In another chart of meaning, the rectangle is a "platform of manifestation and performance" - a kind of altar. (Indeed, the whole construction is a kind of portable avant-garde altar - an altar for a world without religion, but in unconscious search for it.) The triangle formed by the legs, with their "impulsive curves of natural spontaneity," is a zone of abysmal darkness of the "uncreated." Symbolic meaning is piled upon symbolic meaning, all eloquently supported by the thin, seemingly frail legs of the structure. Neagu cloaks the work in conceptual enigma, but in and of itself it is enigmatic - its genuinely enigmatic form is Neagu's true achievement. Neagu manipulates its material endlessly, but the mystery of the form endures beyond its various materializations. The platform becomes a stage on which various other format performances occur, all (over?) loaded with meaning - urgently "filled" with all kinds of ideas, including political ones (there is clearly an intellectually additive character to Neagu's hyphen, which leads one to think of it as a conceptual performance) - but it is the form as such which remains convincing and resonant. I happen to like the sculpture in which the hyphen metamorphosizes - and it seems infinitely protean, as though constantly regenerating itsel - into a skull, because it accords with my sense of the existential urgency implicit in the tension of its parts. Indeed, for me it is a kind of weird creature, at once prehistoric and post-historic, that is, apocalyptic - a symbol of the psyche at its most existential. Neagu's hyphen is a terse, epigrammatic embodiment of the psyche's lifelong struggle to balance the conflicting interests that form it.

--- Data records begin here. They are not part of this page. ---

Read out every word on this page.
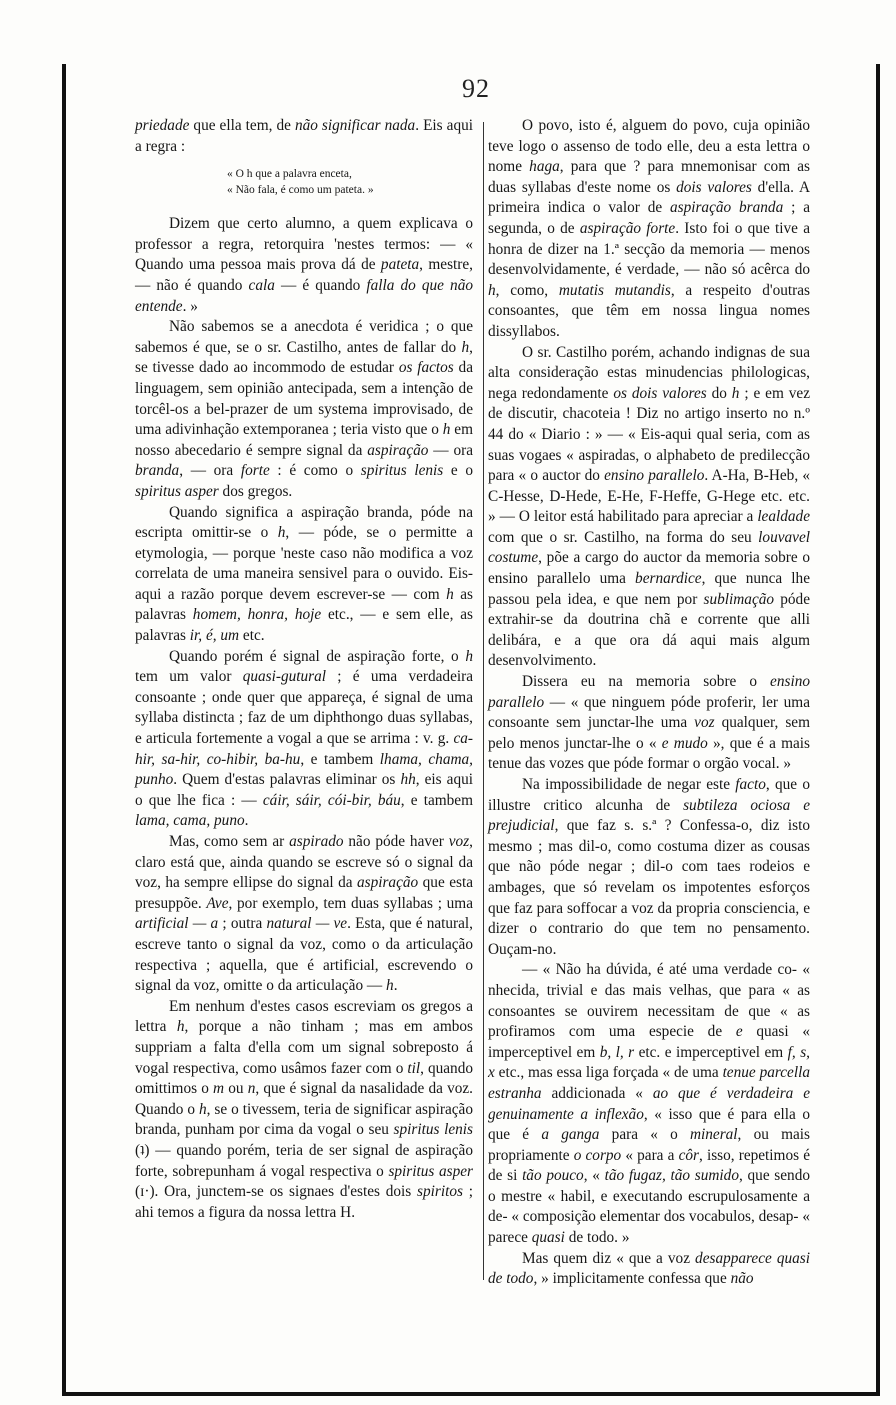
92

priedade que ella tem, de não significar nada. Eis aqui a regra :

« O h que a palavra enceta,
« Não fala, é como um pateta. »

Dizem que certo alumno, a quem explicava o professor a regra, retorquira 'nestes termos: — « Quando uma pessoa mais prova dá de pateta, mestre, — não é quando cala — é quando falla do que não entende. »

Não sabemos se a anecdota é veridica ; o que sabemos é que, se o sr. Castilho, antes de fallar do h, se tivesse dado ao incommodo de estudar os factos da linguagem, sem opinião antecipada, sem a intenção de torcêl-os a bel-prazer de um systema improvisado, de uma adivinhação extemporanea ; teria visto que o h em nosso abecedario é sempre signal da aspiração — ora branda, — ora forte : é como o spiritus lenis e o spiritus asper dos gregos.

Quando significa a aspiração branda, póde na escripta omittir-se o h, — póde, se o permitte a etymologia, — porque 'neste caso não modifica a voz correlata de uma maneira sensivel para o ouvido. Eis-aqui a razão porque devem escrever-se — com h as palavras homem, honra, hoje etc., — e sem elle, as palavras ir, é, um etc.

Quando porém é signal de aspiração forte, o h tem um valor quasi-gutural ; é uma verdadeira consoante ; onde quer que appareça, é signal de uma syllaba distincta ; faz de um diphthongo duas syllabas, e articula fortemente a vogal a que se arrima : v. g. ca-hir, sa-hir, co-hibir, ba-hu, e tambem lhama, chama, punho. Quem d'estas palavras eliminar os hh, eis aqui o que lhe fica : — cáir, sáir, cói-bir, báu, e tambem lama, cama, puno.

Mas, como sem ar aspirado não póde haver voz, claro está que, ainda quando se escreve só o signal da voz, ha sempre ellipse do signal da aspiração que esta presuppõe. Ave, por exemplo, tem duas syllabas ; uma artificial — a ; outra natural — ve. Esta, que é natural, escreve tanto o signal da voz, como o da articulação respectiva ; aquella, que é artificial, escrevendo o signal da voz, omitte o da articulação — h.

Em nenhum d'estes casos escreviam os gregos a lettra h, porque a não tinham ; mas em ambos suppriam a falta d'ella com um signal sobreposto á vogal respectiva, como usâmos fazer com o til, quando omittimos o m ou n, que é signal da nasalidade da voz. Quando o h, se o tivessem, teria de significar aspiração branda, punham por cima da vogal o seu spiritus lenis (ʇ) — quando porém, teria de ser signal de aspiração forte, sobrepunham á vogal respectiva o spiritus asper (ɪ·). Ora, junctem-se os signaes d'estes dois spiritos ; ahi temos a figura da nossa lettra H.

O povo, isto é, alguem do povo, cuja opinião teve logo o assenso de todo elle, deu a esta lettra o nome haga, para que ? para mnemonisar com as duas syllabas d'este nome os dois valores d'ella. A primeira indica o valor de aspiração branda ; a segunda, o de aspiração forte. Isto foi o que tive a honra de dizer na 1.ª secção da memoria — menos desenvolvidamente, é verdade, — não só acêrca do h, como, mutatis mutandis, a respeito d'outras consoantes, que têm em nossa lingua nomes dissyllabos.

O sr. Castilho porém, achando indignas de sua alta consideração estas minudencias philologicas, nega redondamente os dois valores do h ; e em vez de discutir, chacoteia ! Diz no artigo inserto no n.º 44 do « Diario : » — « Eis-aqui qual seria, com as suas vogaes « aspiradas, o alphabeto de predilecção para « o auctor do ensino parallelo. A-Ha, B-Heb, « C-Hesse, D-Hede, E-He, F-Heffe, G-Hege etc. etc. » — O leitor está habilitado para apreciar a lealdade com que o sr. Castilho, na forma do seu louvavel costume, põe a cargo do auctor da memoria sobre o ensino parallelo uma bernardice, que nunca lhe passou pela idea, e que nem por sublimação póde extrahir-se da doutrina chã e corrente que alli delibára, e a que ora dá aqui mais algum desenvolvimento.

Dissera eu na memoria sobre o ensino parallelo — « que ninguem póde proferir, ler uma consoante sem junctar-lhe uma voz qualquer, sem pelo menos junctar-lhe o « e mudo », que é a mais tenue das vozes que póde formar o orgão vocal. »

Na impossibilidade de negar este facto, que o illustre critico alcunha de subtileza ociosa e prejudicial, que faz s. s.ª ? Confessa-o, diz isto mesmo ; mas dil-o, como costuma dizer as cousas que não póde negar ; dil-o com taes rodeios e ambages, que só revelam os impotentes esforços que faz para soffocar a voz da propria consciencia, e dizer o contrario do que tem no pensamento. Ouçam-no.

— « Não ha dúvida, é até uma verdade co- « nhecida, trivial e das mais velhas, que para « as consoantes se ouvirem necessitam de que « as profiramos com uma especie de e quasi « imperceptivel em b, l, r etc. e imperceptivel em f, s, x etc., mas essa liga forçada « de uma tenue parcella estranha addicionada « ao que é verdadeira e genuinamente a inflexão, « isso que é para ella o que é a ganga para « o mineral, ou mais propriamente o corpo « para a côr, isso, repetimos é de si tão pouco, « tão fugaz, tão sumido, que sendo o mestre « habil, e executando escrupulosamente a de- « composição elementar dos vocabulos, desap- « parece quasi de todo. »

Mas quem diz « que a voz desapparece quasi de todo, » implicitamente confessa que não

Art historically speaking, Neagu's hyphen is, as I have suggested, a mannerist construction. It is an ingenious late modernist example of the art of the irregular, as Gustav RenČ Hocke calls it, that has run parallel to the art of the regular, exemplified by the High Renaissance, and that has been less honored than it, because perfect regularity is the signature of a harmony that does not exist except as an ideal. More particularly, Neagu's hyphen brings the geometrical elements of Malevich's aerodynamic Suprematism together into a singular three-dimensional construction. But where Malevich's Suprematist icon conveyed a certain optimism, even utopianism, Neagu's equally iconic hyphen is a peculiarly realistic object. It needs no theory to be convincing, for it articulates, with dramatic directness, this century's failure to achieve even the semblance of harmony, indeed, its suicidal anti-harmony. Only art can make the potentially destructive tension of a hyphen seem like an ironical new form of harmony.